Today, around the world, there are very few effective breast cancer screening tests for women below 45-50 years of age. The thing is that over 50 per cent of women have dense tissue, which is normal. And mammography, one of the most popular screening methods, is not always able to detect a white spot--the signal for breast cancer.
Think of it this way: an X-ray of our hands shows just the skeletal structure in white and the rest is dark. How well would it then detect a white spot in the hand that is distinct from the white contours of the bones?
In 2020, there were 2.3 million women diagnosed with breast cancer and 685,000 deaths globally, according to data from the World Health Organization. As of the end of 2020, there were 7.8 million women alive who were diagnosed with breast cancer in the past five years, making it the world’s most prevalent cancer.
Niramai, a deep tech start-up based in India, is trying to solve this problem through its AI/ML trained algorithms that parse through thermal imaging and detect breast cancer. The company’s solution has been used to conduct more than 43,000 screenings so far in India. It has over 50 installations at hospitals and diagnostic centres across 14 Indian cities.
It was founded in 2016 by two women–its CEO and CTO Geetha Manjunath holds a PhD in data mining and the semantic web from the premier Indian Institute of Science and earlier worked with Xerox Research Lab. Her co-founder, Nidhi Mathur, is an MBA from IIM Bangalore who worked at Hewlett-Packard and Xerox.

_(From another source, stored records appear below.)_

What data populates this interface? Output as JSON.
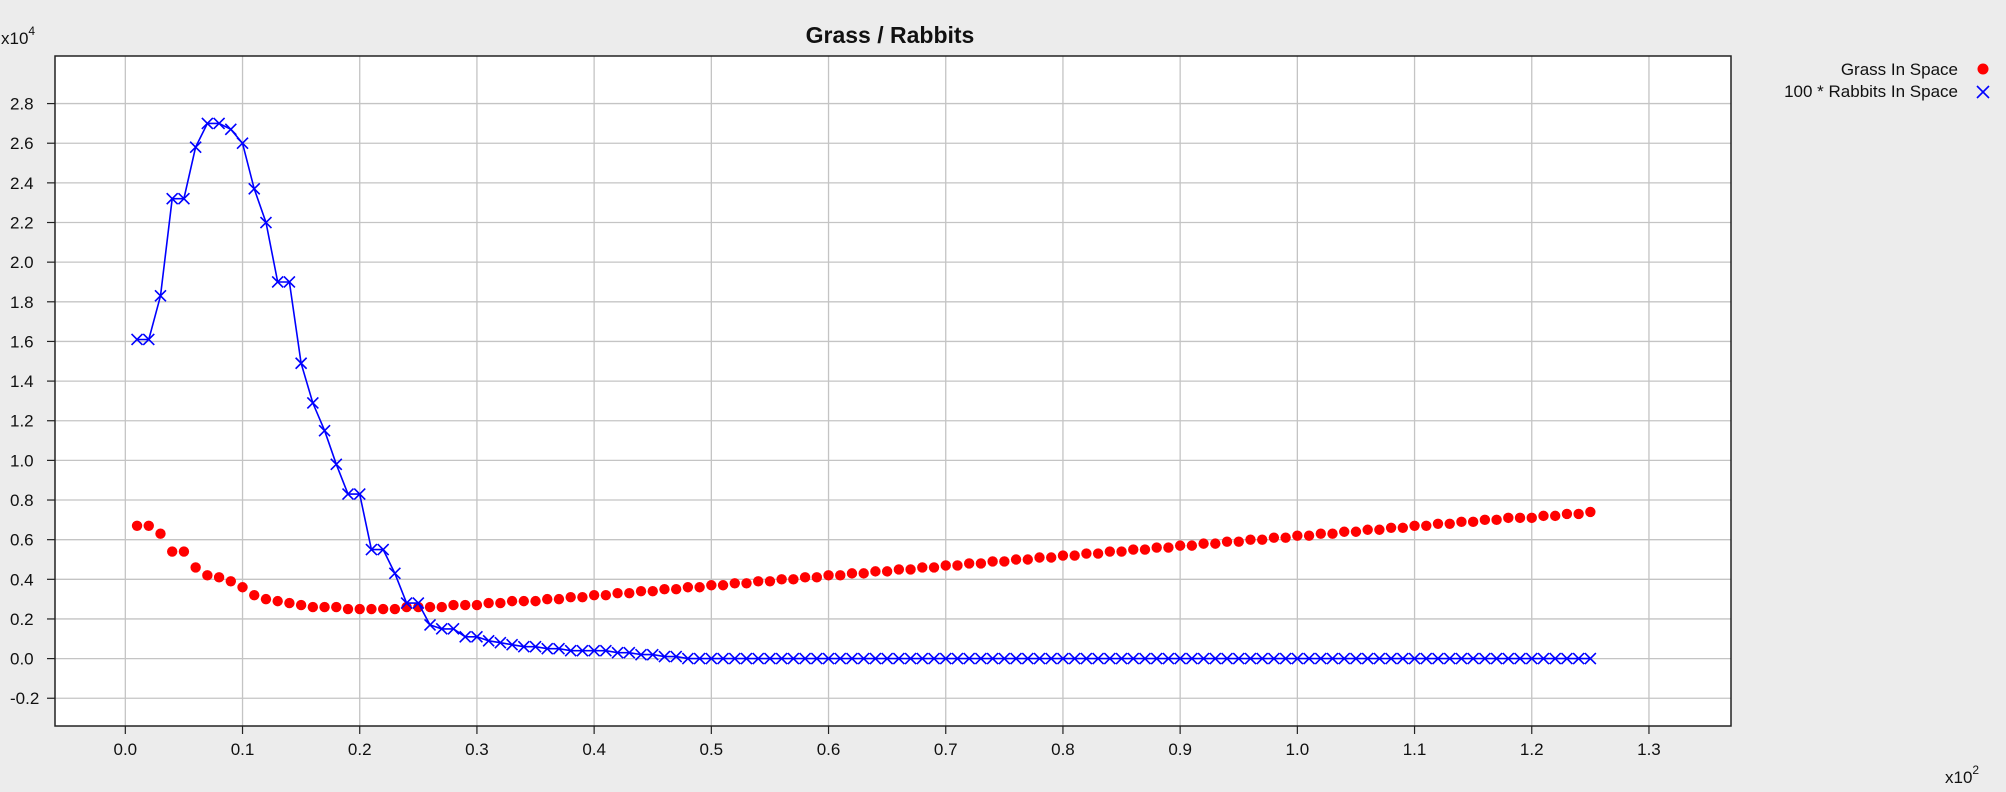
{
  "chart_data": {
    "type": "line",
    "title": "Grass / Rabbits",
    "xlabel": "",
    "ylabel": "",
    "x_multiplier": "x10",
    "x_multiplier_exp": "2",
    "y_multiplier": "x10",
    "y_multiplier_exp": "4",
    "xlim": [
      -0.06,
      1.37
    ],
    "ylim": [
      -0.34,
      3.04
    ],
    "x_ticks": [
      "0.0",
      "0.1",
      "0.2",
      "0.3",
      "0.4",
      "0.5",
      "0.6",
      "0.7",
      "0.8",
      "0.9",
      "1.0",
      "1.1",
      "1.2",
      "1.3"
    ],
    "y_ticks": [
      "-0.2",
      "0.0",
      "0.2",
      "0.4",
      "0.6",
      "0.8",
      "1.0",
      "1.2",
      "1.4",
      "1.6",
      "1.8",
      "2.0",
      "2.2",
      "2.4",
      "2.6",
      "2.8"
    ],
    "grid": true,
    "legend_position": "top-right, outside plot",
    "series": [
      {
        "name": "Grass In Space",
        "color": "#ff0000",
        "marker": "circle",
        "line": false,
        "x_start": 0.01,
        "x_step": 0.01,
        "y": [
          0.67,
          0.67,
          0.63,
          0.54,
          0.54,
          0.46,
          0.42,
          0.41,
          0.39,
          0.36,
          0.32,
          0.3,
          0.29,
          0.28,
          0.27,
          0.26,
          0.26,
          0.26,
          0.25,
          0.25,
          0.25,
          0.25,
          0.25,
          0.26,
          0.26,
          0.26,
          0.26,
          0.27,
          0.27,
          0.27,
          0.28,
          0.28,
          0.29,
          0.29,
          0.29,
          0.3,
          0.3,
          0.31,
          0.31,
          0.32,
          0.32,
          0.33,
          0.33,
          0.34,
          0.34,
          0.35,
          0.35,
          0.36,
          0.36,
          0.37,
          0.37,
          0.38,
          0.38,
          0.39,
          0.39,
          0.4,
          0.4,
          0.41,
          0.41,
          0.42,
          0.42,
          0.43,
          0.43,
          0.44,
          0.44,
          0.45,
          0.45,
          0.46,
          0.46,
          0.47,
          0.47,
          0.48,
          0.48,
          0.49,
          0.49,
          0.5,
          0.5,
          0.51,
          0.51,
          0.52,
          0.52,
          0.53,
          0.53,
          0.54,
          0.54,
          0.55,
          0.55,
          0.56,
          0.56,
          0.57,
          0.57,
          0.58,
          0.58,
          0.59,
          0.59,
          0.6,
          0.6,
          0.61,
          0.61,
          0.62,
          0.62,
          0.63,
          0.63,
          0.64,
          0.64,
          0.65,
          0.65,
          0.66,
          0.66,
          0.67,
          0.67,
          0.68,
          0.68,
          0.69,
          0.69,
          0.7,
          0.7,
          0.71,
          0.71,
          0.71,
          0.72,
          0.72,
          0.73,
          0.73,
          0.74
        ]
      },
      {
        "name": "100 * Rabbits In Space",
        "color": "#0000ff",
        "marker": "x",
        "line": true,
        "x_start": 0.01,
        "x_step": 0.01,
        "y": [
          1.61,
          1.61,
          1.83,
          2.32,
          2.32,
          2.58,
          2.7,
          2.7,
          2.67,
          2.6,
          2.37,
          2.2,
          1.9,
          1.9,
          1.49,
          1.29,
          1.15,
          0.98,
          0.83,
          0.83,
          0.55,
          0.55,
          0.43,
          0.28,
          0.28,
          0.17,
          0.15,
          0.15,
          0.11,
          0.11,
          0.09,
          0.08,
          0.07,
          0.06,
          0.06,
          0.05,
          0.05,
          0.04,
          0.04,
          0.04,
          0.04,
          0.03,
          0.03,
          0.02,
          0.02,
          0.01,
          0.01,
          0.0,
          0.0,
          0.0,
          0.0,
          0.0,
          0.0,
          0.0,
          0.0,
          0.0,
          0.0,
          0.0,
          0.0,
          0.0,
          0.0,
          0.0,
          0.0,
          0.0,
          0.0,
          0.0,
          0.0,
          0.0,
          0.0,
          0.0,
          0.0,
          0.0,
          0.0,
          0.0,
          0.0,
          0.0,
          0.0,
          0.0,
          0.0,
          0.0,
          0.0,
          0.0,
          0.0,
          0.0,
          0.0,
          0.0,
          0.0,
          0.0,
          0.0,
          0.0,
          0.0,
          0.0,
          0.0,
          0.0,
          0.0,
          0.0,
          0.0,
          0.0,
          0.0,
          0.0,
          0.0,
          0.0,
          0.0,
          0.0,
          0.0,
          0.0,
          0.0,
          0.0,
          0.0,
          0.0,
          0.0,
          0.0,
          0.0,
          0.0,
          0.0,
          0.0,
          0.0,
          0.0,
          0.0,
          0.0,
          0.0,
          0.0,
          0.0,
          0.0,
          0.0
        ]
      }
    ]
  }
}
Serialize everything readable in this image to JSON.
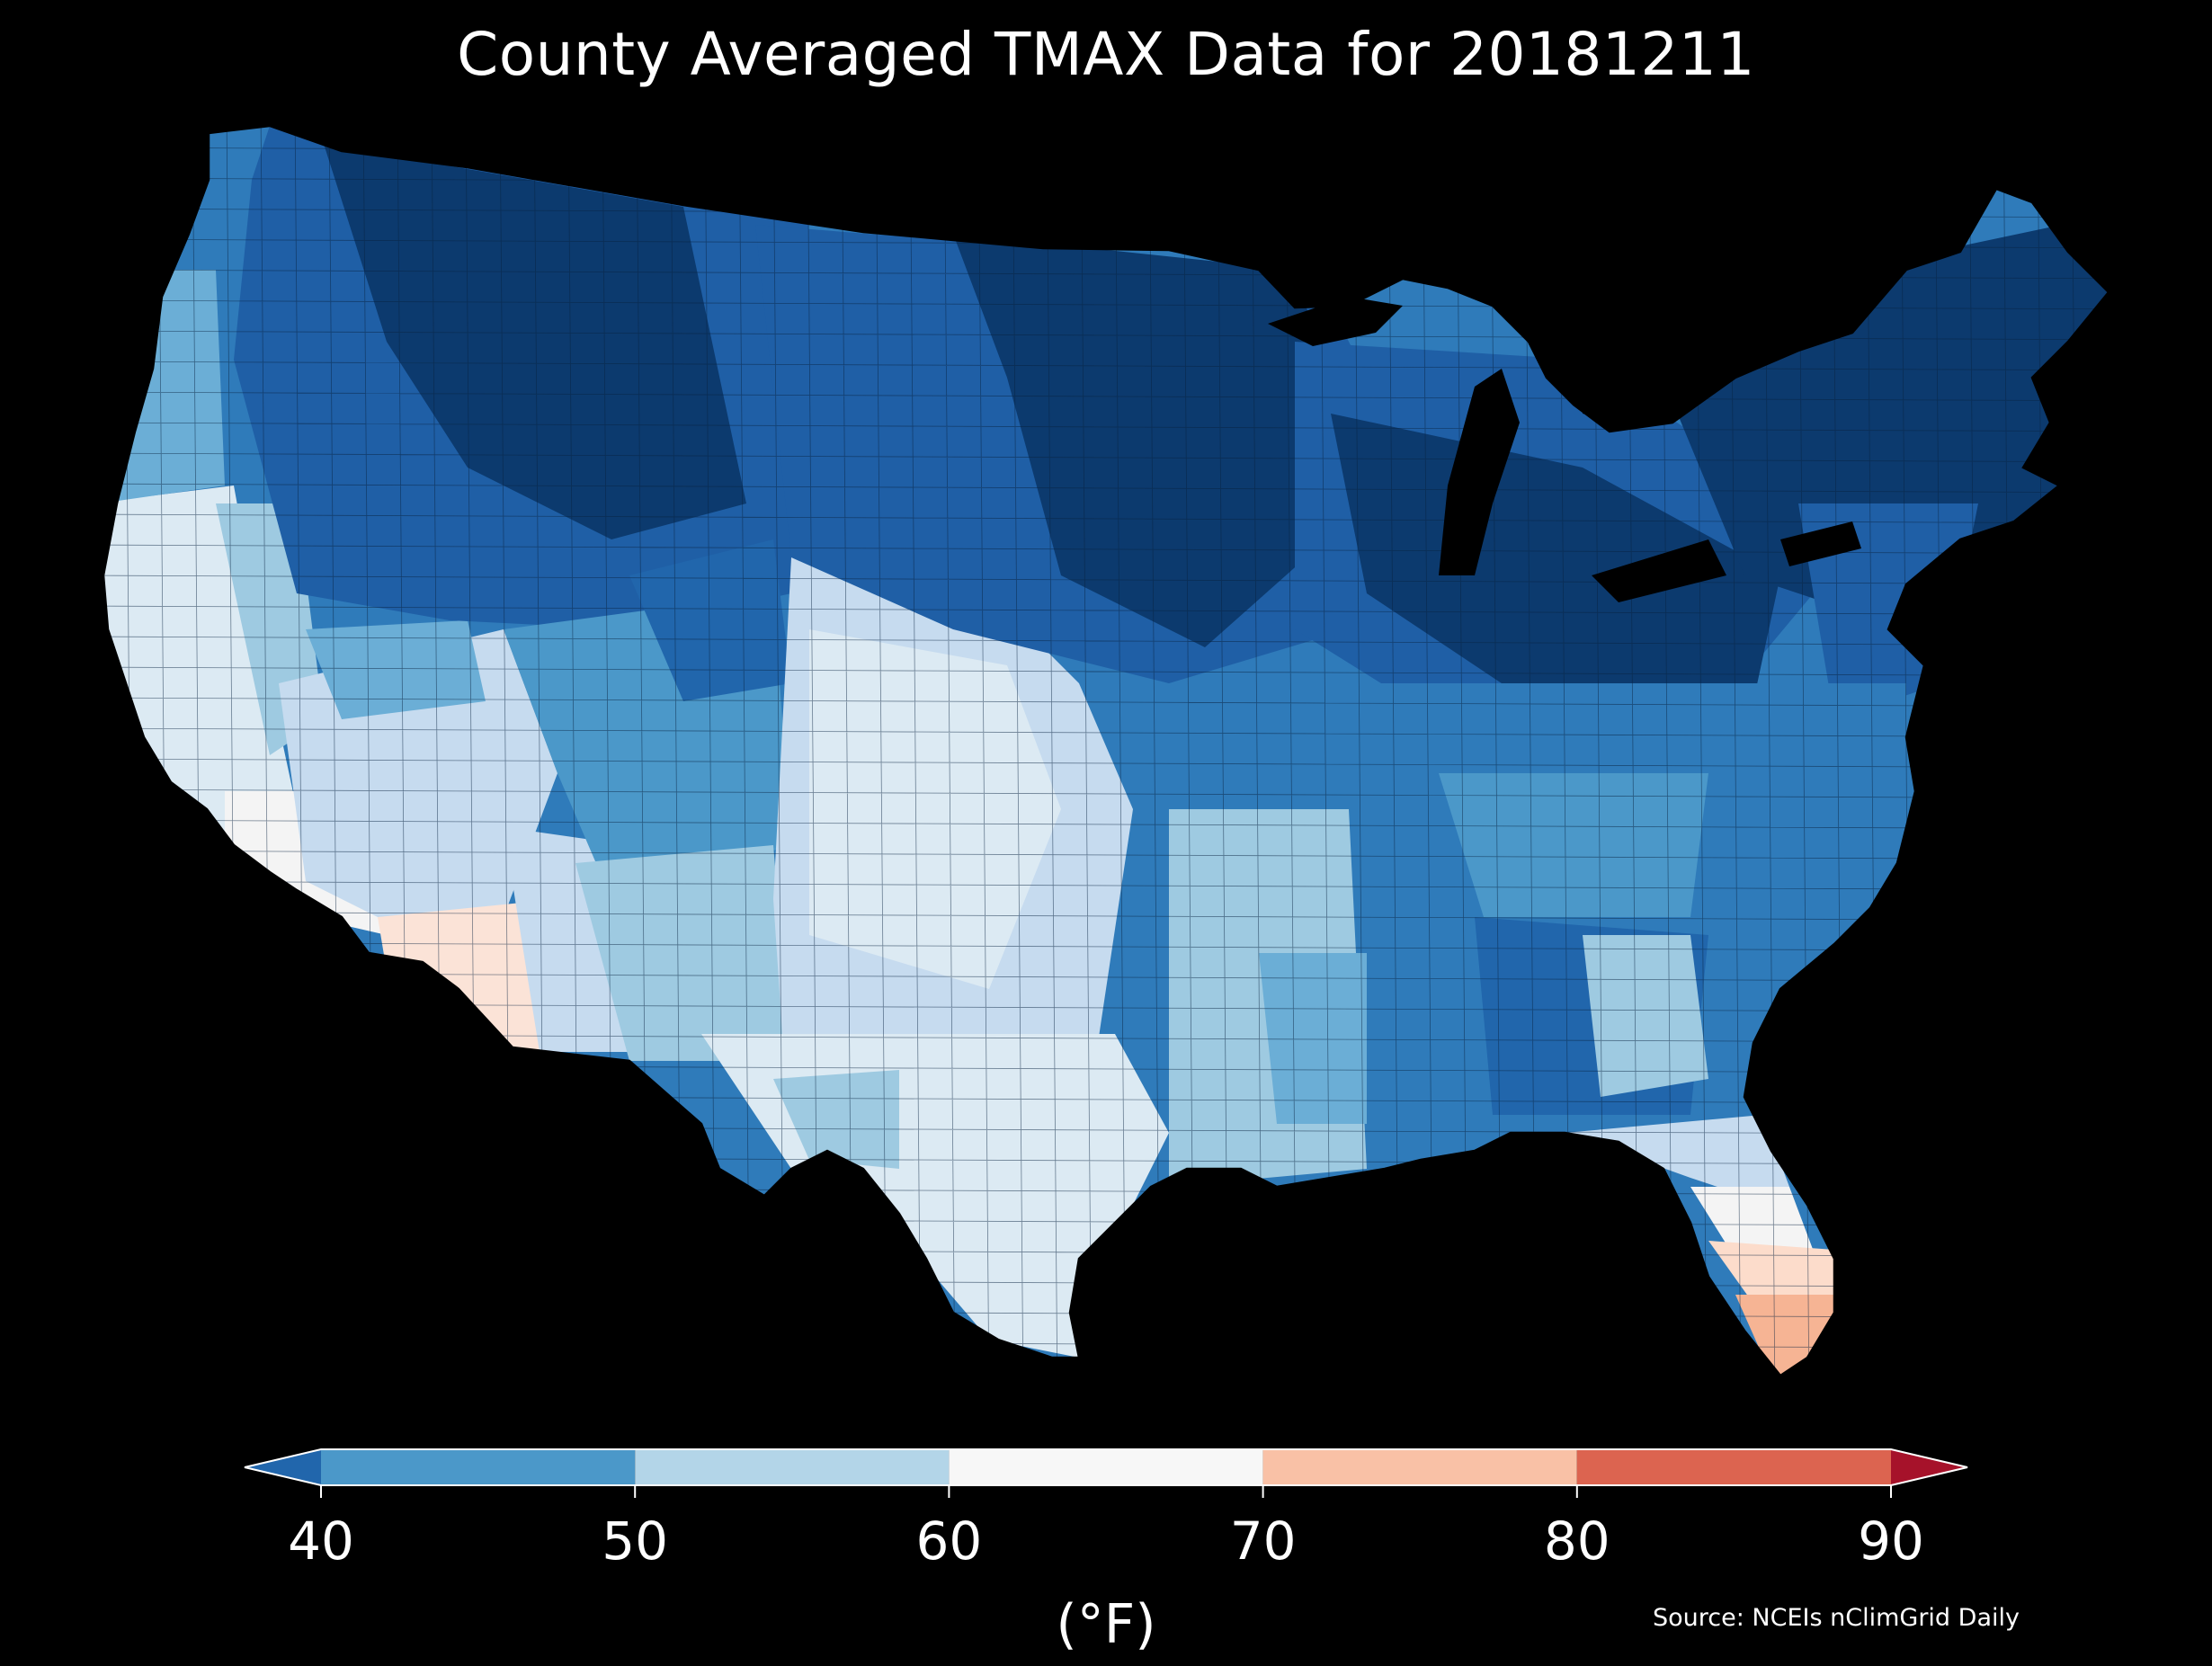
{
  "title": "County Averaged TMAX Data for 20181211",
  "source": "Source: NCEIs nClimGrid Daily",
  "colorbar": {
    "unit": "(°F)",
    "ticks": [
      "40",
      "50",
      "60",
      "70",
      "80",
      "90"
    ],
    "bins": [
      {
        "from": 40,
        "to": 50,
        "color": "#4b98c9"
      },
      {
        "from": 50,
        "to": 60,
        "color": "#b3d5e8"
      },
      {
        "from": 60,
        "to": 70,
        "color": "#f7f7f7"
      },
      {
        "from": 70,
        "to": 80,
        "color": "#f9c1a6"
      },
      {
        "from": 80,
        "to": 90,
        "color": "#dc6450"
      }
    ],
    "extend_low_color": "#2166ac",
    "extend_high_color": "#a6122a"
  },
  "map": {
    "background": "#000000",
    "region": "contiguous United States counties",
    "variable": "TMAX",
    "date": "20181211",
    "colors": {
      "coldest": "#0c3a6e",
      "cold": "#1f5fa6",
      "cool": "#4b98c9",
      "mild": "#9ecae1",
      "pale": "#dceaf3",
      "neutral": "#f4f4f4",
      "warm": "#fcdccb",
      "warmer": "#f6b494"
    }
  }
}
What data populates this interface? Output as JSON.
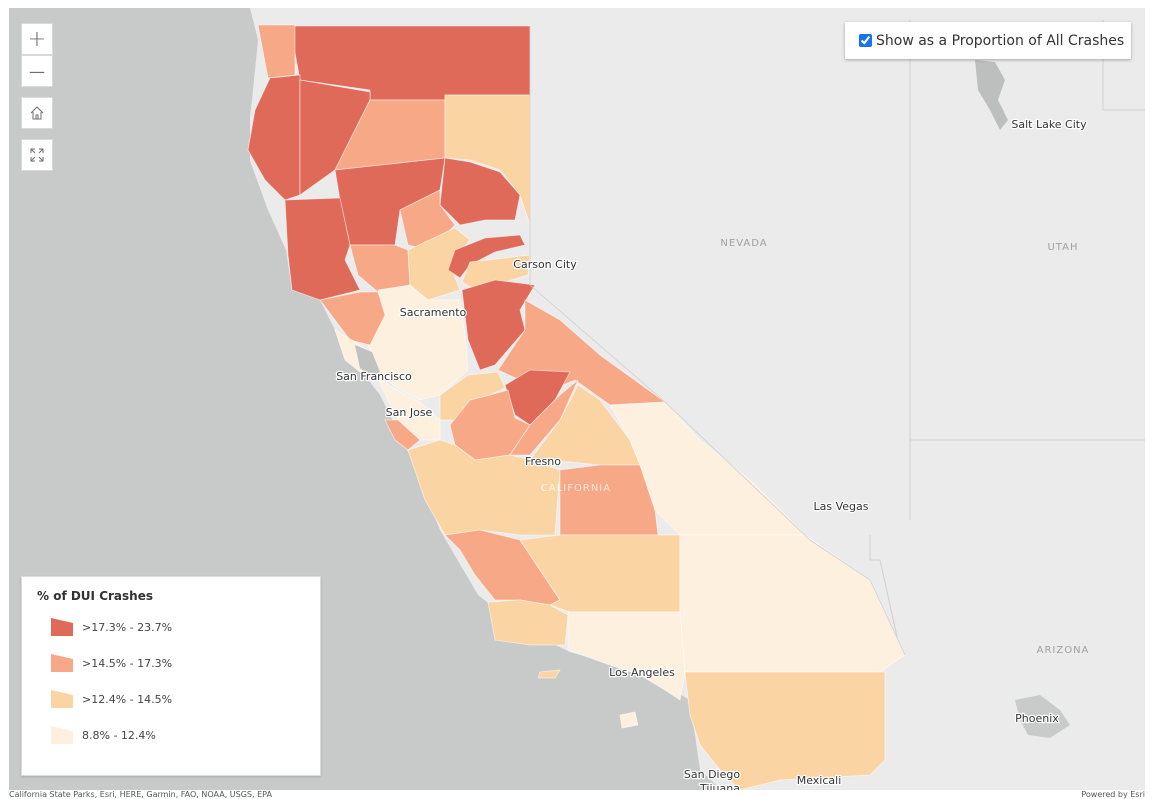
{
  "controls": {
    "zoom_in": "+",
    "zoom_out": "—",
    "home_icon": "home-icon",
    "fullscreen_icon": "fullscreen-icon"
  },
  "toggle": {
    "label": "Show as a Proportion of All Crashes",
    "checked": true
  },
  "legend": {
    "title": "% of DUI Crashes",
    "items": [
      {
        "label": ">17.3% - 23.7%",
        "color": "#e06a5a"
      },
      {
        "label": ">14.5% - 17.3%",
        "color": "#f7a886"
      },
      {
        "label": ">12.4% - 14.5%",
        "color": "#fbd4a4"
      },
      {
        "label": "8.8% - 12.4%",
        "color": "#fdf0de"
      }
    ]
  },
  "map_labels": {
    "cities": [
      "Salt Lake City",
      "Carson City",
      "Sacramento",
      "San Francisco",
      "San Jose",
      "Fresno",
      "Las Vegas",
      "Los Angeles",
      "Phoenix",
      "San Diego",
      "Tijuana",
      "Mexicali"
    ],
    "regions": [
      "NEVADA",
      "UTAH",
      "ARIZONA",
      "CALIFORNIA"
    ]
  },
  "attribution": {
    "left": "California State Parks, Esri, HERE, Garmin, FAO, NOAA, USGS, EPA",
    "right": "Powered by Esri"
  }
}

The company’s patented diagnostic technique called Thermalytix combines thermal imaging with artificial intelligence (AI) to detect breast cancer at an early stage. A high-resolution thermal sensing device powered by a patented software developed in-house scans for any thermal abnormality in the breast tissue. Niramai’s software analyses this temperature distribution to generate a diagnostic report with a breast health score.
“We have been able to detect at least 20 per cent more cancers than mammography, according to clinical studies. This is why senior specialist doctors are taking us very seriously. Things which are missed by mammography are usually caught by ultrasound and MRI. So, we compare Niramai versus the three tests in one bucket,” said Manjunath.
Thermalytix takes 400,000 temperature values and analyses it using 120 abnormality indicators, thereby identifying high-risk patients who need a follow-up test. “We figured out that whenever there is higher activity, there will be higher temperature, oxygen and nitrogen levels,” explained Majunath.
Although diagnostics businesses are typically capex heavy, Niramai has managed to stay asset light through its combination of B2B and B2B2C models. On one hand, it has tie-ups with hospitals, diagnostic centres, non-profits who conduct such tests in camps and insurance companies.
Manjunath said that there has also been a lot of inbound interest from online pharmacies and doctor consultation apps -- and it has tied up with a few of them to leverage their channels for sales.
“A mammography costs Rs 3,500 and the cost of our test for a customer is just Rs 150 -- which is roughly 1/20th the cost. Also, the capex for a diagnostic centre is Rs 80 lakh for mammography, but only Rs 8 lakh for our solution. There’s also the reading fee which is lower for us,” said Manjunath.
In India the company provides an end-to-end solution for its B2B customers by sourcing the thermal imaging devices from an international vendor, it won’t act as a device distributor in other countries. This year itself, it has got regulatory approval to sell its patented screening method in multiple European and African countries.
But won’t scaling up internationally require more capital infusion in the company? Backed by marquee investors such as Pi Ventures, Binny Bansal, Axilor Ventures, and Ankur Capital, Niramai has attracted funding of around $7 million to date.
“We are being choosy on our side as we also want our investor to help us out with their network and contacts apart from financial support. I think we will raise our Series B round next year,” said Manjunath.